Tissue Science and Regenerative Medicine

Biography

Biography: Todd K. Rosengart

Abstract

Congestive heart failure (CHF), typically occurring as a result of myocardial infarction, is the leading cause of cardiac mortality in the West, afflicting over 5 million individuals and costing over $10 billion in medical care in the US alone. Cardiac stem cell therapy, which theoretically repopulates otherwise permanently scarred myocardium with contractile cells, has offered some promise in clinical trials. This strategy remains inherently constrained, however, by the hurdles of achieving adequate exogenous implant survival and integration into host myocardium. Potential risks of induced pluripotent stem (iPS) cell tumorigencity and immunogenicity may likewise limit these as stem cell implants.
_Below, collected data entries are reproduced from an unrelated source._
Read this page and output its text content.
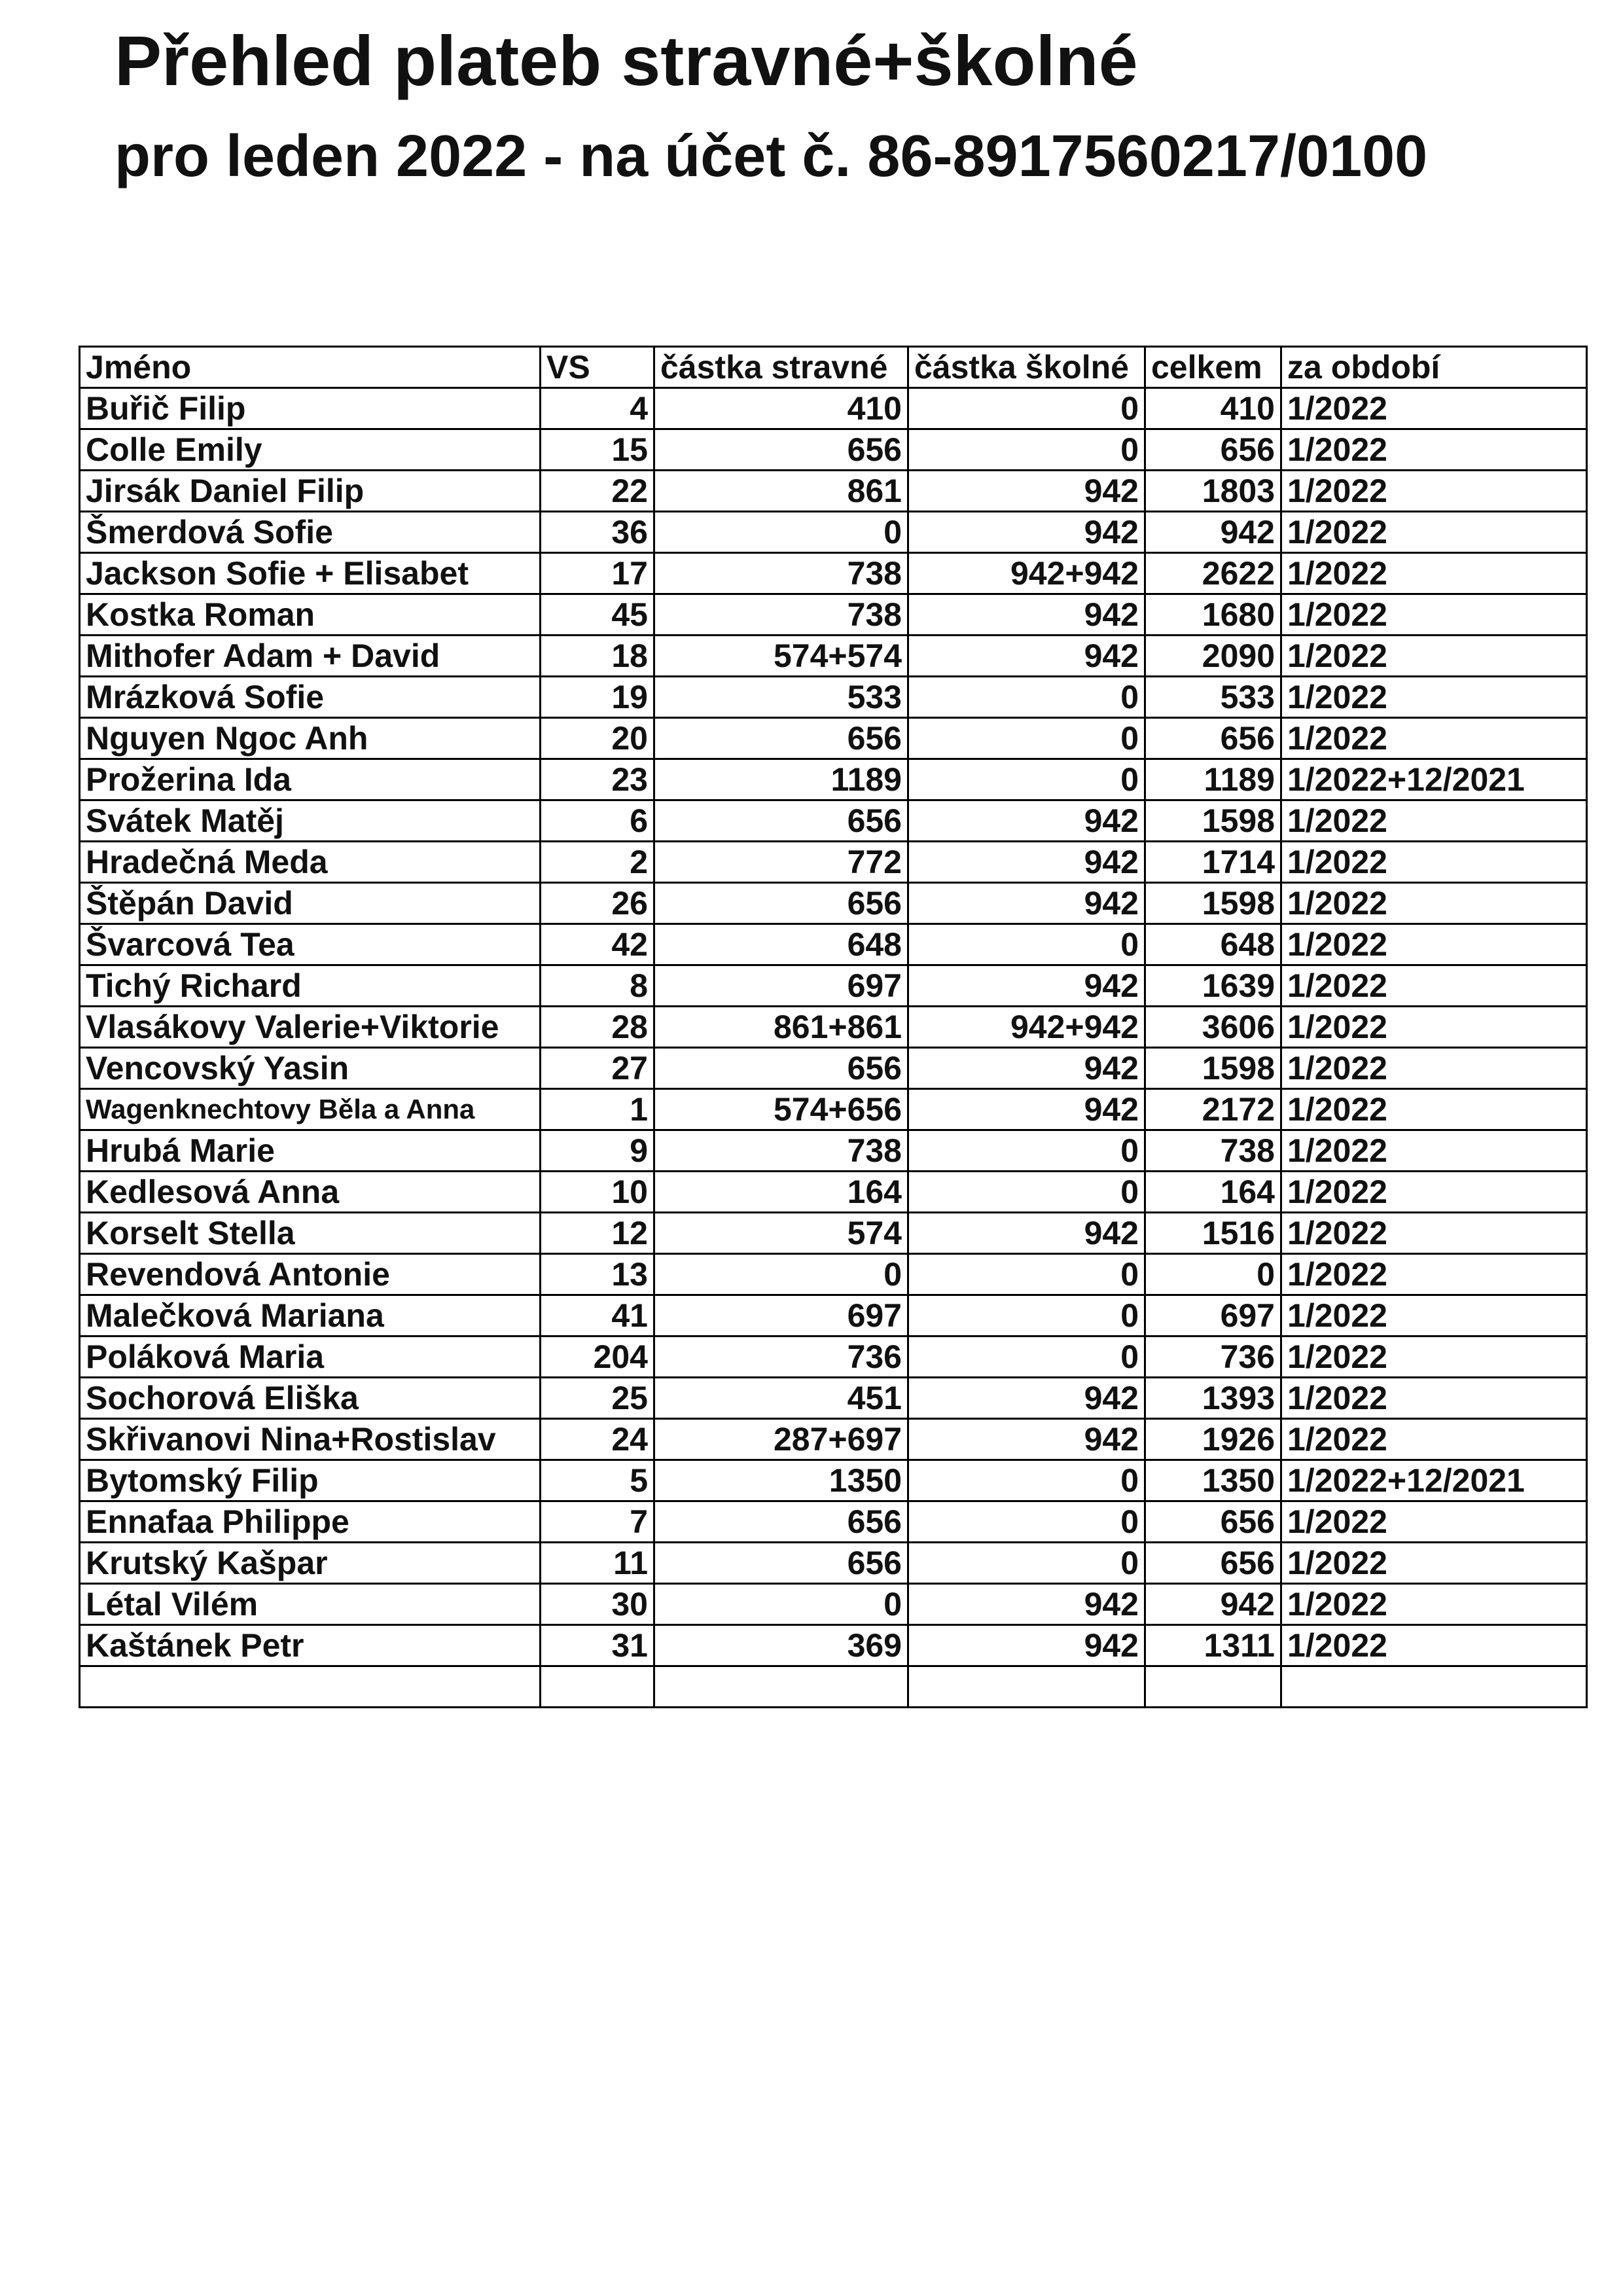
Přehled plateb stravné+školné
pro leden 2022 - na účet č. 86-8917560217/0100
Jméno	VS	částka stravné	částka školné	celkem	za období
Buřič Filip	4	410	0	410	1/2022
Colle Emily	15	656	0	656	1/2022
Jirsák Daniel Filip	22	861	942	1803	1/2022
Šmerdová Sofie	36	0	942	942	1/2022
Jackson Sofie + Elisabet	17	738	942+942	2622	1/2022
Kostka Roman	45	738	942	1680	1/2022
Mithofer Adam + David	18	574+574	942	2090	1/2022
Mrázková Sofie	19	533	0	533	1/2022
Nguyen Ngoc Anh	20	656	0	656	1/2022
Prožerina Ida	23	1189	0	1189	1/2022+12/2021
Svátek Matěj	6	656	942	1598	1/2022
Hradečná Meda	2	772	942	1714	1/2022
Štěpán David	26	656	942	1598	1/2022
Švarcová Tea	42	648	0	648	1/2022
Tichý Richard	8	697	942	1639	1/2022
Vlasákovy Valerie+Viktorie	28	861+861	942+942	3606	1/2022
Vencovský Yasin	27	656	942	1598	1/2022
Wagenknechtovy Běla a Anna	1	574+656	942	2172	1/2022
Hrubá Marie	9	738	0	738	1/2022
Kedlesová Anna	10	164	0	164	1/2022
Korselt Stella	12	574	942	1516	1/2022
Revendová Antonie	13	0	0	0	1/2022
Malečková Mariana	41	697	0	697	1/2022
Poláková Maria	204	736	0	736	1/2022
Sochorová Eliška	25	451	942	1393	1/2022
Skřivanovi Nina+Rostislav	24	287+697	942	1926	1/2022
Bytomský Filip	5	1350	0	1350	1/2022+12/2021
Ennafaa Philippe	7	656	0	656	1/2022
Krutský Kašpar	11	656	0	656	1/2022
Létal Vilém	30	0	942	942	1/2022
Kaštánek Petr	31	369	942	1311	1/2022
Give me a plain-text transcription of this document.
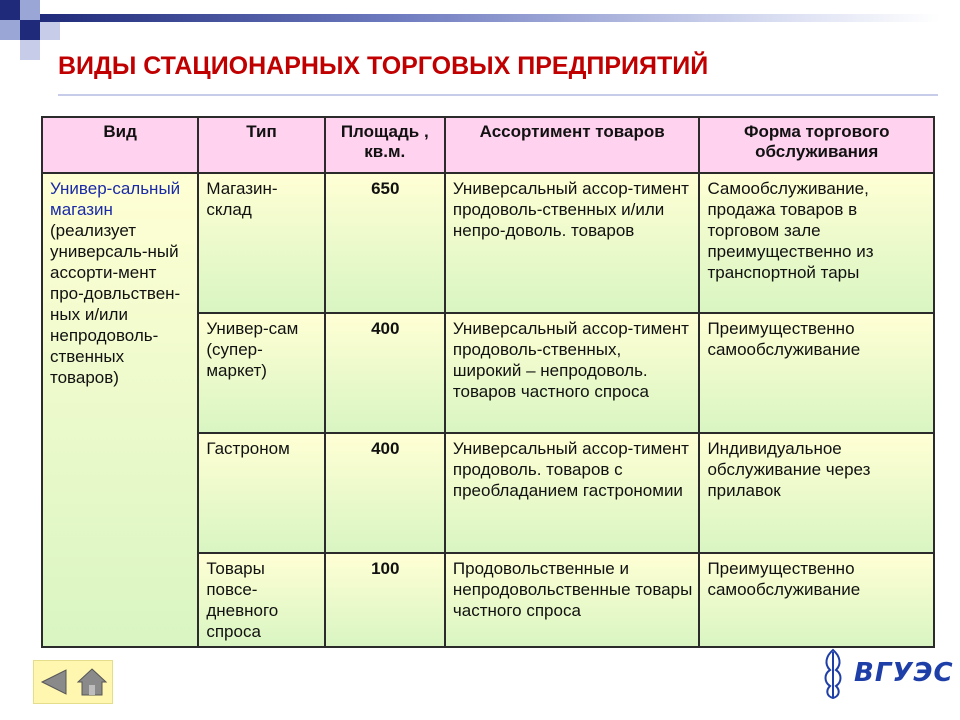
ВИДЫ СТАЦИОНАРНЫХ ТОРГОВЫХ ПРЕДПРИЯТИЙ
Вид	Тип	Площадь , кв.м.	Ассортимент товаров	Форма торгового обслуживания
Универ-сальный магазин (реализует универсаль-ный ассорти-мент про-довльствен-ных и/или непродоволь-ственных товаров)	Магазин-склад	650	Универсальный ассор-тимент продоволь-ственных и/или непро-доволь. товаров	Самообслуживание, продажа товаров в торговом зале преимущественно из транспортной тары
	Универ-сам (супер-маркет)	400	Универсальный ассор-тимент продоволь-ственных, широкий – непродоволь. товаров частного спроса	Преимущественно самообслуживание
	Гастроном	400	Универсальный ассор-тимент продоволь. товаров с преобладанием гастрономии	Индивидуальное обслуживание через прилавок
	Товары повсе-дневного спроса	100	Продовольственные и непродовольственные товары частного спроса	Преимущественно самообслуживание
ВГУЭС
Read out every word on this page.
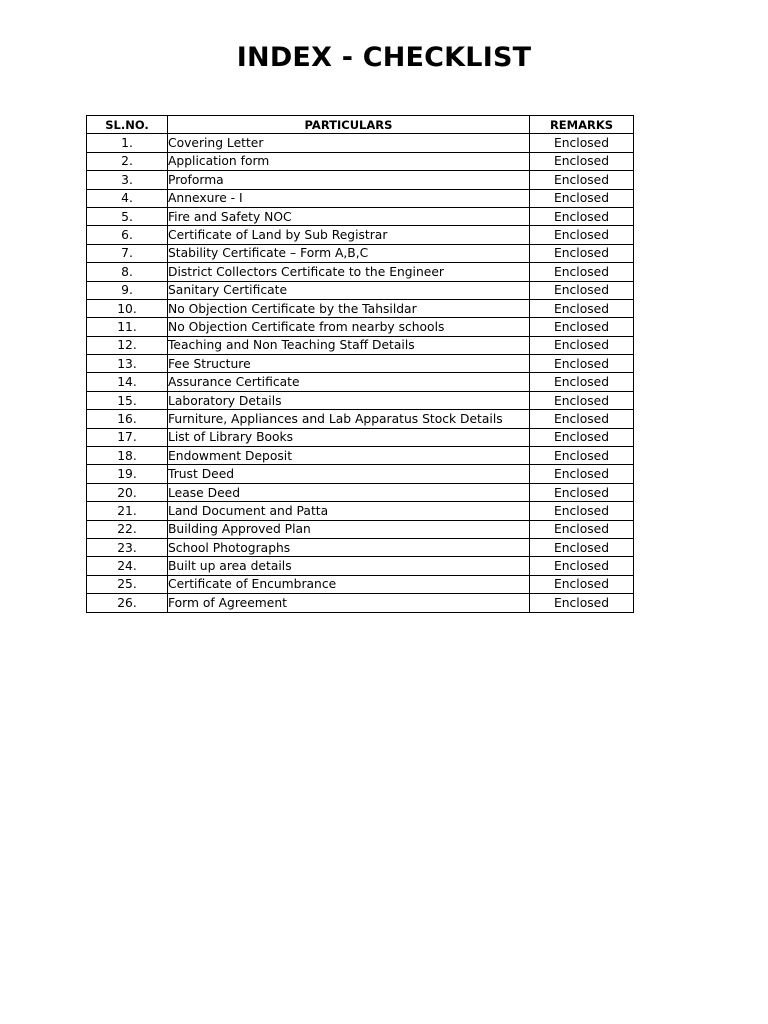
INDEX - CHECKLIST
SL.NO.	PARTICULARS	REMARKS
1.	Covering Letter	Enclosed
2.	Application form	Enclosed
3.	Proforma	Enclosed
4.	Annexure - I	Enclosed
5.	Fire and Safety NOC	Enclosed
6.	Certificate of Land by Sub Registrar	Enclosed
7.	Stability Certificate – Form A,B,C	Enclosed
8.	District Collectors Certificate to the Engineer	Enclosed
9.	Sanitary Certificate	Enclosed
10.	No Objection Certificate by the Tahsildar	Enclosed
11.	No Objection Certificate from nearby schools	Enclosed
12.	Teaching and Non Teaching Staff Details	Enclosed
13.	Fee Structure	Enclosed
14.	Assurance Certificate	Enclosed
15.	Laboratory Details	Enclosed
16.	Furniture, Appliances and Lab Apparatus Stock Details	Enclosed
17.	List of Library Books	Enclosed
18.	Endowment Deposit	Enclosed
19.	Trust Deed	Enclosed
20.	Lease Deed	Enclosed
21.	Land Document and Patta	Enclosed
22.	Building Approved Plan	Enclosed
23.	School Photographs	Enclosed
24.	Built up area details	Enclosed
25.	Certificate of Encumbrance	Enclosed
26.	Form of Agreement	Enclosed
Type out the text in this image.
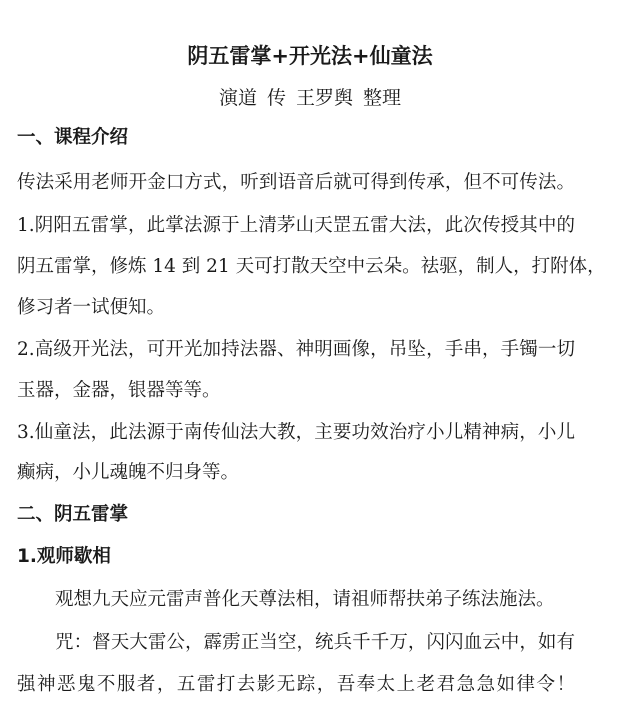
阴五雷掌+开光法+仙童法
演道 传 王罗舆 整理
一、课程介绍
传法采用老师开金口方式，听到语音后就可得到传承，但不可传法。
1.阴阳五雷掌，此掌法源于上清茅山天罡五雷大法，此次传授其中的
阴五雷掌，修炼 14 到 21 天可打散天空中云朵。祛驱，制人，打附体，
修习者一试便知。
2.高级开光法，可开光加持法器、神明画像，吊坠，手串，手镯一切
玉器，金器，银器等等。
3.仙童法，此法源于南传仙法大教，主要功效治疗小儿精神病，小儿
癫病，小儿魂魄不归身等。
二、阴五雷掌
1.观师歇相
观想九天应元雷声普化天尊法相，请祖师帮扶弟子练法施法。
咒：督天大雷公，霹雳正当空，统兵千千万，闪闪血云中，如有
强神恶鬼不服者，五雷打去影无踪，吾奉太上老君急急如律令！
The recent discovery that “induced cardiomyocyte” (iCM) cells could be generated directly from somatic cells, for example using cocktails of transcription factors such as GATA4, MEF2c and TBX5, offers the remarkable new possibility of bypassing stem cell staging completely in the generation of autologous cardiomyocytes from cardiac fibroblasts. “Cellular reprogramming” likewise presents the intriguing possibility of converting scar fibroblasts in situ into functional iCMs, obviating entirely the challenges of exogenous cell implantation into a host myocardium. By converting scar directly back into functional myocardium, this transformational advance would eliminate the challenges of exogenous stem cell delivery that have slowed this field since its inception. While new evidence suggests that human cells may be more resistant to reprogramming than those transdifferentiated in small animal models, a number of methodologies are being developed to enable reprogramming even of human cells. Taken together, these new studies suggest an entirely new paradigm in CHF treatment that could potentially replace conventional therapies for end stage heart disease, include transplant and artificial heart implant strategies.